In a rare school-based study published Monday in JAMA Pediatrics, researchers looked at 284 children with asthma in a city in the northeastern United States. The students, who were between ages 4 and 13 and enrolled in 37 public schools described as being in the “inner city,” were followed by doctors for one school year. The research team, led by Wanda Phipatanakul of Boston’s Children’s Hospital and Harvard Medical School, also took classroom and home dust samples from floors, as well as from desk and chair surfaces, and analyzed them for allergens.
Researchers found cat and dog allergens in common quantities. Dust-mite levels were lower, and cockroach and rat allergens were mostly undetectable. Interestingly, none of these airborne allergies appeared to be linked with worse asthma outcomes.
The source of the only allergen of significance in the study was a surprise — mice, which showed up in 99.5 percent of the school samples. The concentration of the allergen was significantly higher than in homes. And the children with higher exposure to mouse allergen in schools had increased asthma symptoms and lower lung function after adjusting for variation in exposures at home.
Previous studies in Germany and Sweden found a similar link between exposure at schools to cat and dog allergens, according to a review in the Journal of Allergy and Clinical Immunology. In the United States, a 2003 study in the Annals of Allergy, Asthma & Immunology found a link between asthma prevalence rates and levels of cockroach allergen in schools.

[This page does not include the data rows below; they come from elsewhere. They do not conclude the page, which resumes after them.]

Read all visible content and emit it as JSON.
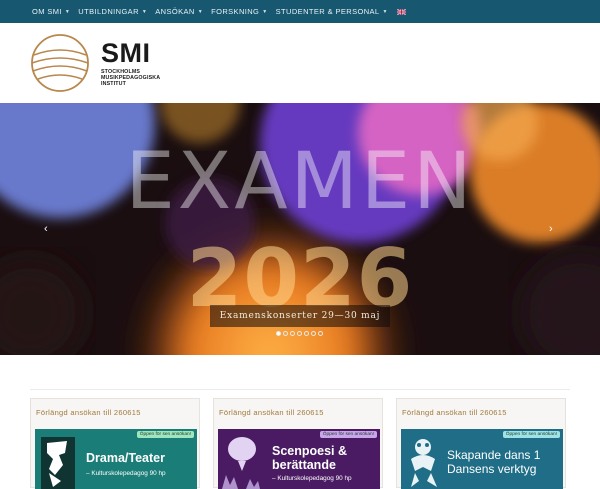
{
  "nav": {
    "items": [
      {
        "label": "OM SMI",
        "caret": "▼"
      },
      {
        "label": "UTBILDNINGAR",
        "caret": "▼"
      },
      {
        "label": "ANSÖKAN",
        "caret": "▼"
      },
      {
        "label": "FORSKNING",
        "caret": "▼"
      },
      {
        "label": "STUDENTER & PERSONAL",
        "caret": "▼"
      }
    ]
  },
  "logo": {
    "name": "SMI",
    "sub_line1": "STOCKHOLMS",
    "sub_line2": "MUSIKPEDAGOGISKA",
    "sub_line3": "INSTITUT"
  },
  "hero": {
    "title": "EXAMEN",
    "year": "2026",
    "caption": "Examenskonserter 29—30 maj",
    "prev": "‹",
    "next": "›",
    "slide_count": 7,
    "active_slide": 0
  },
  "cards": [
    {
      "heading": "Förlängd ansökan till 260615",
      "badge": "Öppen för sen ansökan!",
      "title_line1": "Drama/Teater",
      "title_line2": "",
      "sub": "–  Kulturskolepedagog 90 hp",
      "color": "#1b7d77",
      "badge_color": "#9ee6bd"
    },
    {
      "heading": "Förlängd ansökan till 260615",
      "badge": "Öppen för sen ansökan!",
      "title_line1": "Scenpoesi &",
      "title_line2": "berättande",
      "sub": "–  Kulturskolepedagog 90 hp",
      "color": "#4a1b63",
      "badge_color": "#c9a6ec"
    },
    {
      "heading": "Förlängd ansökan till 260615",
      "badge": "Öppen för sen ansökan!",
      "title_line1": "Skapande dans 1",
      "title_line2": "Dansens verktyg",
      "sub": "",
      "color": "#1f6d86",
      "badge_color": "#9ee2e6"
    }
  ]
}
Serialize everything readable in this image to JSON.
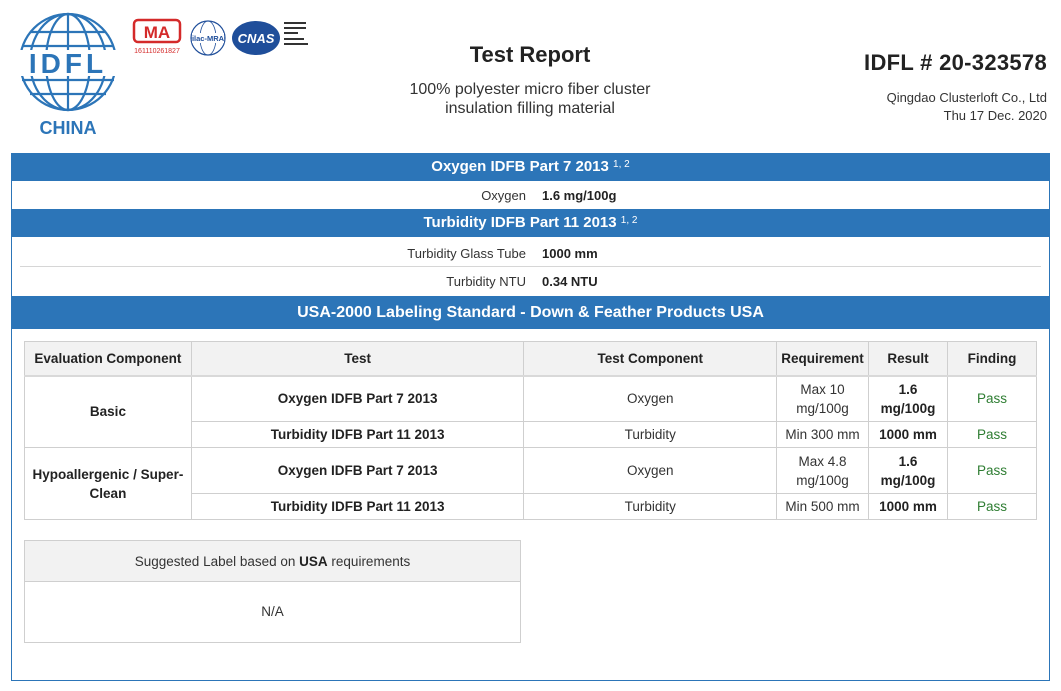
{
  "header": {
    "logo_text": "IDFL",
    "logo_country": "CHINA",
    "cert_ma_text": "MA",
    "cert_ma_number": "161110261827",
    "cert_ilac_text": "ilac-MRA",
    "cert_cnas_text": "CNAS",
    "title": "Test Report",
    "subtitle_line1": "100% polyester micro fiber cluster",
    "subtitle_line2": "insulation filling material",
    "idfl_number": "IDFL # 20-323578",
    "company": "Qingdao Clusterloft Co., Ltd",
    "date": "Thu 17 Dec. 2020"
  },
  "sections": {
    "oxygen": {
      "title": "Oxygen IDFB Part 7 2013",
      "footnote": "1, 2",
      "rows": [
        {
          "label": "Oxygen",
          "value": "1.6 mg/100g"
        }
      ]
    },
    "turbidity": {
      "title": "Turbidity IDFB Part 11 2013",
      "footnote": "1, 2",
      "rows": [
        {
          "label": "Turbidity Glass Tube",
          "value": "1000 mm"
        },
        {
          "label": "Turbidity NTU",
          "value": "0.34 NTU"
        }
      ]
    },
    "usa": {
      "title": "USA-2000 Labeling Standard - Down & Feather Products USA"
    }
  },
  "eval_table": {
    "headers": [
      "Evaluation Component",
      "Test",
      "Test Component",
      "Requirement",
      "Result",
      "Finding"
    ],
    "groups": [
      {
        "component": "Basic",
        "rows": [
          {
            "test": "Oxygen IDFB Part 7 2013",
            "test_component": "Oxygen",
            "requirement": "Max 10 mg/100g",
            "result": "1.6 mg/100g",
            "finding": "Pass"
          },
          {
            "test": "Turbidity IDFB Part 11 2013",
            "test_component": "Turbidity",
            "requirement": "Min 300 mm",
            "result": "1000 mm",
            "finding": "Pass"
          }
        ]
      },
      {
        "component": "Hypoallergenic / Super-Clean",
        "rows": [
          {
            "test": "Oxygen IDFB Part 7 2013",
            "test_component": "Oxygen",
            "requirement": "Max 4.8 mg/100g",
            "result": "1.6 mg/100g",
            "finding": "Pass"
          },
          {
            "test": "Turbidity IDFB Part 11 2013",
            "test_component": "Turbidity",
            "requirement": "Min 500 mm",
            "result": "1000 mm",
            "finding": "Pass"
          }
        ]
      }
    ]
  },
  "suggested_label": {
    "prefix": "Suggested Label based on ",
    "country": "USA",
    "suffix": " requirements",
    "value": "N/A"
  },
  "colors": {
    "accent": "#2c75b8",
    "pass": "#2e7d32",
    "header_bg": "#f2f2f2",
    "ma_red": "#d42a2a",
    "cnas_blue": "#1f4e9a"
  }
}
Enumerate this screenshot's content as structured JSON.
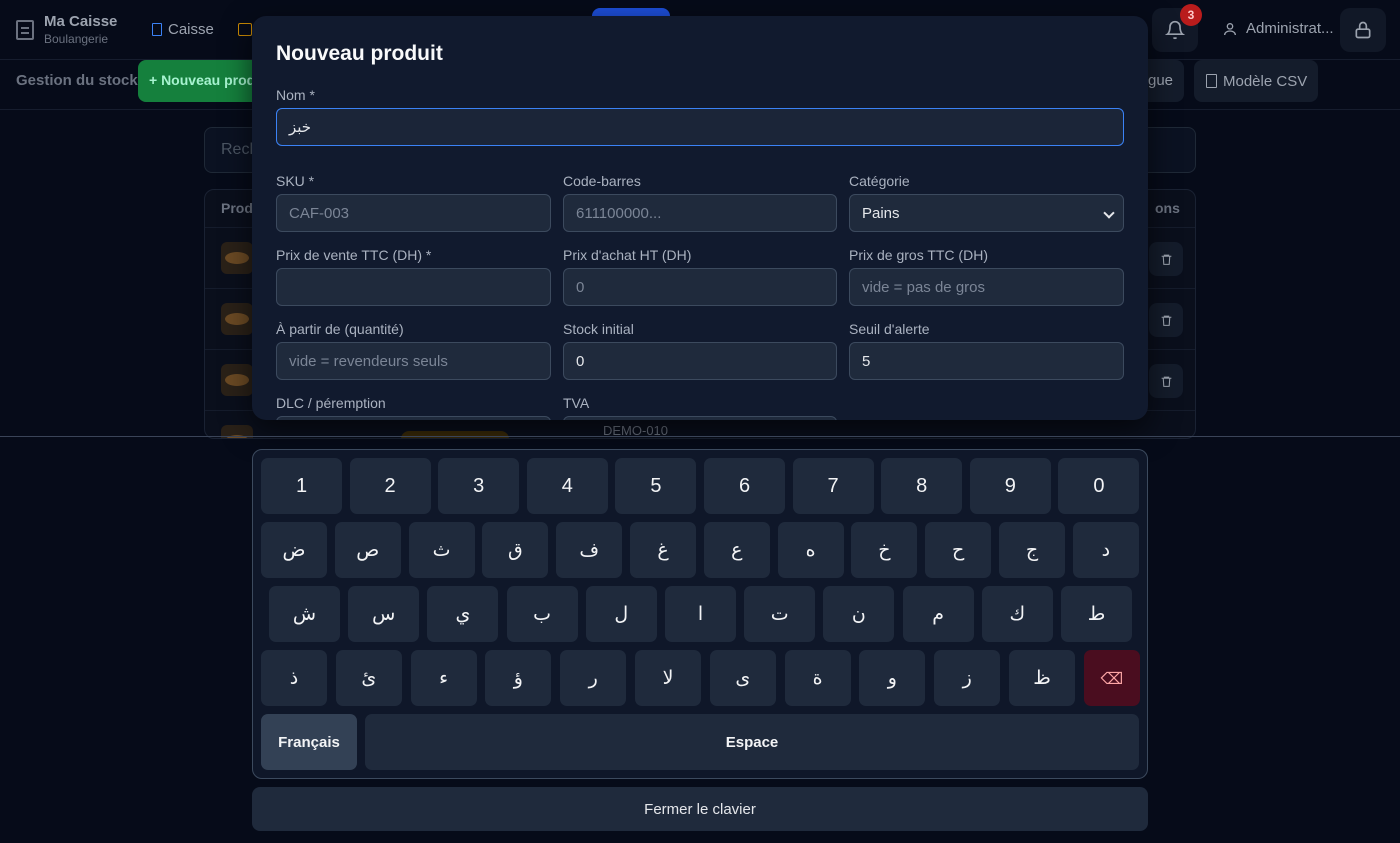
{
  "app": {
    "name": "Ma Caisse",
    "store": "Boulangerie",
    "nav_caisse": "Caisse",
    "notifications_count": "3",
    "user": "Administrat..."
  },
  "page": {
    "title": "Gestion du stock",
    "new_product_btn": "+ Nouveau prod",
    "catalogue_btn": "gue",
    "csv_btn": "Modèle CSV",
    "search_placeholder": "Rech",
    "table_header_product": "Prod",
    "table_header_actions": "ons",
    "last_row_sku": "DEMO-010",
    "last_row_price": "..."
  },
  "modal": {
    "title": "Nouveau produit",
    "fields": {
      "name": {
        "label": "Nom *",
        "value": "خبز"
      },
      "sku": {
        "label": "SKU *",
        "placeholder": "CAF-003"
      },
      "barcode": {
        "label": "Code-barres",
        "placeholder": "611100000..."
      },
      "category": {
        "label": "Catégorie",
        "value": "Pains"
      },
      "sale_price": {
        "label": "Prix de vente TTC (DH) *",
        "value": ""
      },
      "purchase_price": {
        "label": "Prix d'achat HT (DH)",
        "placeholder": "0"
      },
      "wholesale_price": {
        "label": "Prix de gros TTC (DH)",
        "placeholder": "vide = pas de gros"
      },
      "from_qty": {
        "label": "À partir de (quantité)",
        "placeholder": "vide = revendeurs seuls"
      },
      "initial_stock": {
        "label": "Stock initial",
        "value": "0"
      },
      "alert_threshold": {
        "label": "Seuil d'alerte",
        "value": "5"
      },
      "expiry": {
        "label": "DLC / péremption"
      },
      "vat": {
        "label": "TVA"
      }
    }
  },
  "keyboard": {
    "row_numbers": [
      "1",
      "2",
      "3",
      "4",
      "5",
      "6",
      "7",
      "8",
      "9",
      "0"
    ],
    "row1": [
      "ض",
      "ص",
      "ث",
      "ق",
      "ف",
      "غ",
      "ع",
      "ه",
      "خ",
      "ح",
      "ج",
      "د"
    ],
    "row2": [
      "ش",
      "س",
      "ي",
      "ب",
      "ل",
      "ا",
      "ت",
      "ن",
      "م",
      "ك",
      "ط"
    ],
    "row3": [
      "ذ",
      "ئ",
      "ء",
      "ؤ",
      "ر",
      "لا",
      "ى",
      "ة",
      "و",
      "ز",
      "ظ"
    ],
    "backspace": "⌫",
    "language": "Français",
    "space": "Espace",
    "close": "Fermer le clavier"
  }
}
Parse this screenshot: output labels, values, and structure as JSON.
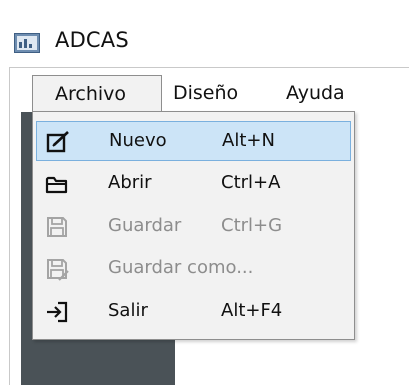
{
  "window": {
    "title": "ADCAS"
  },
  "menubar": {
    "items": [
      {
        "label": "Archivo"
      },
      {
        "label": "Diseño"
      },
      {
        "label": "Ayuda"
      }
    ]
  },
  "file_menu": {
    "items": [
      {
        "label": "Nuevo",
        "shortcut": "Alt+N",
        "icon": "new-document-icon",
        "enabled": true,
        "highlighted": true
      },
      {
        "label": "Abrir",
        "shortcut": "Ctrl+A",
        "icon": "folder-open-icon",
        "enabled": true,
        "highlighted": false
      },
      {
        "label": "Guardar",
        "shortcut": "Ctrl+G",
        "icon": "save-icon",
        "enabled": false,
        "highlighted": false
      },
      {
        "label": "Guardar como...",
        "shortcut": "",
        "icon": "save-as-icon",
        "enabled": false,
        "highlighted": false
      },
      {
        "label": "Salir",
        "shortcut": "Alt+F4",
        "icon": "exit-icon",
        "enabled": true,
        "highlighted": false
      }
    ]
  },
  "colors": {
    "highlight_bg": "#cce4f7",
    "highlight_border": "#7ab0de",
    "menu_bg": "#f2f2f2",
    "side_panel": "#4a5257",
    "disabled_text": "#8d8d8d"
  }
}
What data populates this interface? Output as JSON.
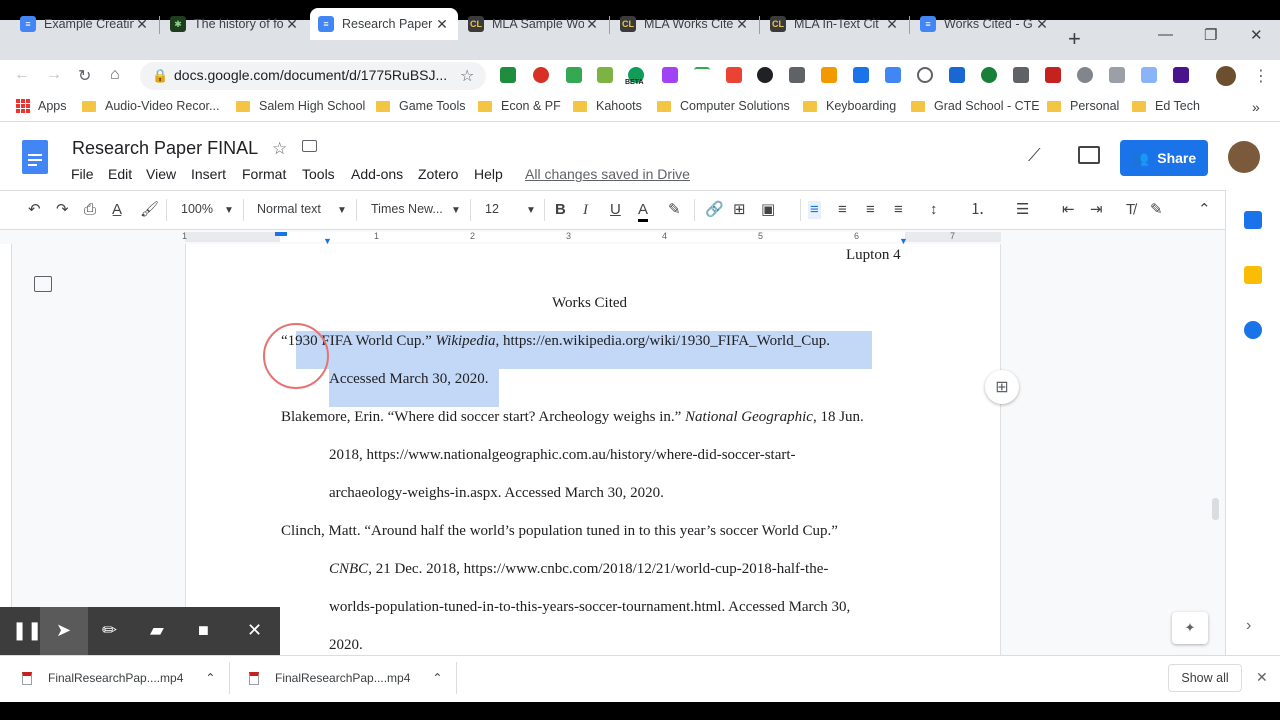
{
  "browser": {
    "tabs": [
      {
        "title": "Example Creatin",
        "icon": "docs-icon",
        "active": false
      },
      {
        "title": "The history of fo",
        "icon": "history-site-icon",
        "active": false
      },
      {
        "title": "Research Paper",
        "icon": "docs-icon",
        "active": true
      },
      {
        "title": "MLA Sample Wo",
        "icon": "mla-icon",
        "active": false
      },
      {
        "title": "MLA Works Cite",
        "icon": "mla-icon",
        "active": false
      },
      {
        "title": "MLA In-Text Cit",
        "icon": "mla-icon",
        "active": false
      },
      {
        "title": "Works Cited - G",
        "icon": "docs-icon",
        "active": false
      }
    ],
    "url": "docs.google.com/document/d/1775RuBSJ...",
    "ext_beta_label": "BETA",
    "bookmarks": {
      "apps": "Apps",
      "items": [
        "Audio-Video Recor...",
        "Salem High School",
        "Game Tools",
        "Econ & PF",
        "Kahoots",
        "Computer Solutions",
        "Keyboarding",
        "Grad School - CTE",
        "Personal",
        "Ed Tech"
      ],
      "more": "»"
    }
  },
  "doc": {
    "title": "Research Paper FINAL",
    "menu": [
      "File",
      "Edit",
      "View",
      "Insert",
      "Format",
      "Tools",
      "Add-ons",
      "Zotero",
      "Help"
    ],
    "save_status": "All changes saved in Drive",
    "share_label": "Share"
  },
  "toolbar": {
    "zoom": "100%",
    "style": "Normal text",
    "font": "Times New...",
    "size": "12"
  },
  "ruler": [
    "1",
    "1",
    "2",
    "3",
    "4",
    "5",
    "6",
    "7"
  ],
  "page": {
    "header": "Lupton 4",
    "heading": "Works Cited",
    "lines": {
      "l1a": "“1930 FIFA World Cup.” ",
      "l1b": "Wikipedia",
      "l1c": ", https://en.wikipedia.org/wiki/1930_FIFA_World_Cup.",
      "l2": "Accessed March 30, 2020.",
      "l3a": "Blakemore, Erin. “Where did soccer start? Archeology weighs in.” ",
      "l3b": "National Geographic",
      "l3c": ", 18 Jun.",
      "l4": "2018, https://www.nationalgeographic.com.au/history/where-did-soccer-start-",
      "l5": "archaeology-weighs-in.aspx. Accessed March 30, 2020.",
      "l6": "Clinch, Matt. “Around half the world’s population tuned in to this year’s soccer World Cup.”",
      "l7a": "CNBC",
      "l7b": ", 21 Dec. 2018, https://www.cnbc.com/2018/12/21/world-cup-2018-half-the-",
      "l8": "worlds-population-tuned-in-to-this-years-soccer-tournament.html. Accessed March 30,",
      "l9": "2020."
    }
  },
  "downloads": {
    "items": [
      "FinalResearchPap....mp4",
      "FinalResearchPap....mp4"
    ],
    "show_all": "Show all"
  },
  "colors": {
    "accent": "#1a73e8",
    "selection": "#c3d8f7",
    "cursor_ring": "#e57373"
  }
}
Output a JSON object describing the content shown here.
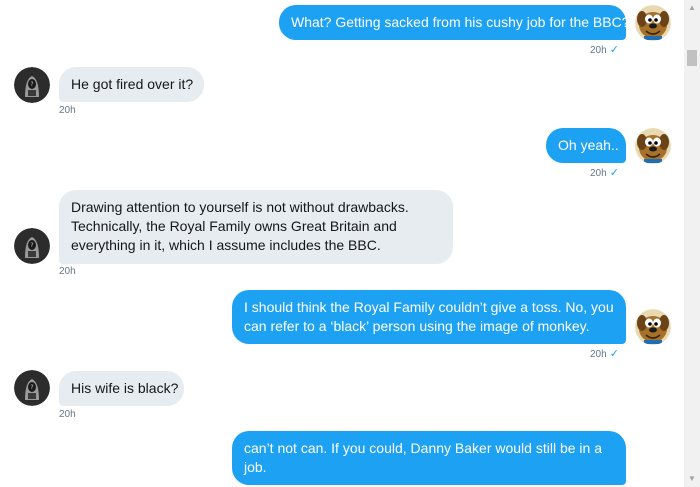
{
  "messages": [
    {
      "text": "What? Getting sacked from his cushy job for the BBC?",
      "time": "20h",
      "check": "✓"
    },
    {
      "text": "He got fired over it?",
      "time": "20h"
    },
    {
      "text": "Oh yeah..",
      "time": "20h",
      "check": "✓"
    },
    {
      "lines": [
        "Drawing attention to yourself is not without drawbacks.",
        "Technically, the Royal Family owns Great Britain and",
        "everything in it, which I assume includes the BBC."
      ],
      "time": "20h"
    },
    {
      "lines": [
        "I should think the Royal Family couldn’t give a toss. No, you",
        "can refer to a ‘black’ person using the image of monkey."
      ],
      "time": "20h",
      "check": "✓"
    },
    {
      "text": "His wife is black?",
      "time": "20h"
    },
    {
      "lines": [
        "can’t not can. If you could, Danny Baker would still be in a",
        "job."
      ]
    }
  ],
  "icons": {
    "sender_avatar": "cartoon-dog-avatar-icon",
    "receiver_avatar": "hooded-figure-avatar-icon",
    "read_receipt": "checkmark-icon"
  },
  "colors": {
    "sent_bubble": "#1da1f2",
    "received_bubble": "#e6ecf0",
    "timestamp": "#657786"
  },
  "scrollbar": {
    "up_arrow": "▲",
    "down_arrow": "▼"
  }
}
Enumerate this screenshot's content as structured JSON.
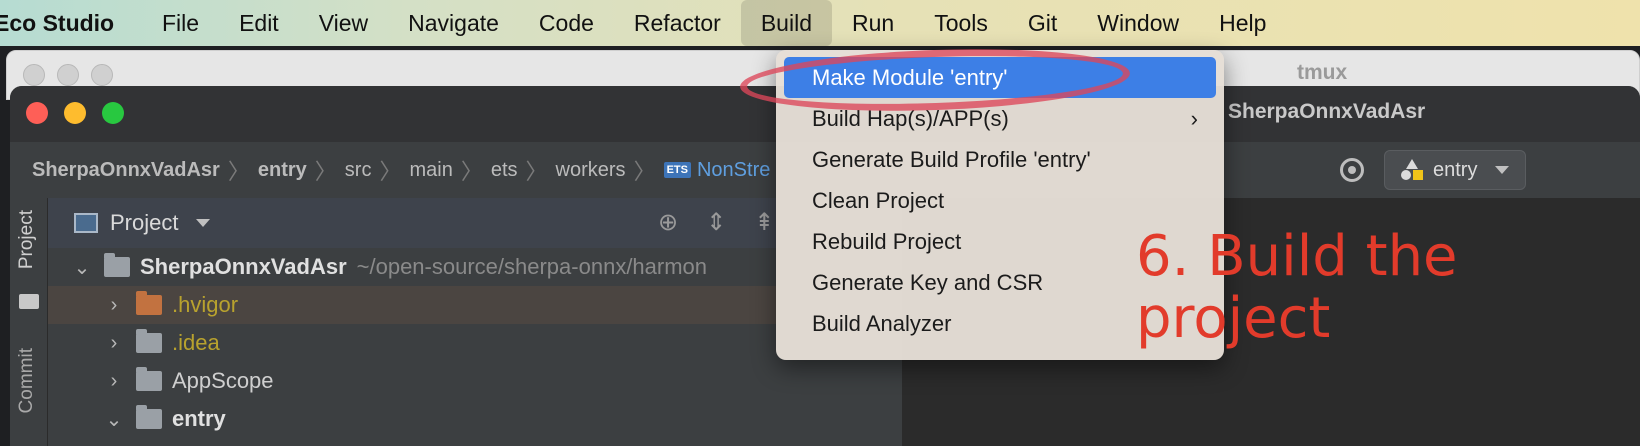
{
  "menubar": {
    "app_name": "Eco Studio",
    "items": [
      "File",
      "Edit",
      "View",
      "Navigate",
      "Code",
      "Refactor",
      "Build",
      "Run",
      "Tools",
      "Git",
      "Window",
      "Help"
    ],
    "active_item": "Build"
  },
  "tmux_window": {
    "title": "tmux"
  },
  "ide": {
    "title": "SherpaOnnxVadAsr",
    "breadcrumbs": [
      "SherpaOnnxVadAsr",
      "entry",
      "src",
      "main",
      "ets",
      "workers",
      "NonStre"
    ],
    "ets_icon_label": "ETS",
    "run_config": "entry",
    "left_strip": {
      "project_tab": "Project",
      "commit_tab": "Commit"
    },
    "project_panel": {
      "header": "Project",
      "tree": [
        {
          "label": "SherpaOnnxVadAsr",
          "path": "~/open-source/sherpa-onnx/harmon",
          "expanded": true
        },
        {
          "label": ".hvigor",
          "expanded": false,
          "selected": true
        },
        {
          "label": ".idea",
          "expanded": false
        },
        {
          "label": "AppScope",
          "expanded": false
        },
        {
          "label": "entry",
          "expanded": true
        }
      ]
    }
  },
  "build_menu": {
    "items": [
      {
        "label": "Make Module 'entry'",
        "highlighted": true
      },
      {
        "label": "Build Hap(s)/APP(s)",
        "submenu": true
      },
      {
        "label": "Generate Build Profile 'entry'"
      },
      {
        "label": "Clean Project"
      },
      {
        "label": "Rebuild Project"
      },
      {
        "label": "Generate Key and CSR"
      },
      {
        "label": "Build Analyzer"
      }
    ],
    "submenu_arrow": "›"
  },
  "annotation": {
    "line1": "6. Build the",
    "line2": "project",
    "color": "#e23b2b"
  },
  "colors": {
    "highlight": "#3d7fe6",
    "ellipse": "#dc465a"
  }
}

The mouse finding has a practical significance, according to the researchers in the latest study.
“A child in a classroom with a mouse allergen level at the 25th percentile exposure of our study will have an estimated 0.6 fewer days of asthma symptoms in a 2-week period compared with a child in a classroom with mouse allergen exposure at the 75th percentile,” they explained. This would translate to 61 days of asthma symptoms versus 73 days during the school year — or 12 fewer days.
Phipatanakul and her co-authors cautioned that generalizing the results to other areas may not be possible because there may be different allergens because of “differing climate and sociodemographic conditions.”
In a commentary piece accompanying the study, researchers Elizabeth C. Matsui and Meredith C. McCormack of the Johns Hopkins School of Medicine wrote that the results raise many important questions about children's health.
“Should school environments be tested for allergens?” they asked. “If so, how should the results be interpreted, given that there are no clear 'healthy' thresholds for allergens? Is it feasible to implement interventions to reduce allergen levels in schools, and how would such interventions be funded? These same questions can apply to indoor pollutants, which are also linked to asthma morbidity.”
Matsui and McCormack noted that the study did not account for dampness, mold, indoor pollution and outdoor pollution that may have affected the children's health. Yet they called the study a “first step” in research on the effects of children’s exposure to allergens in schools and said they hoped it would pave the way for future work on this issue.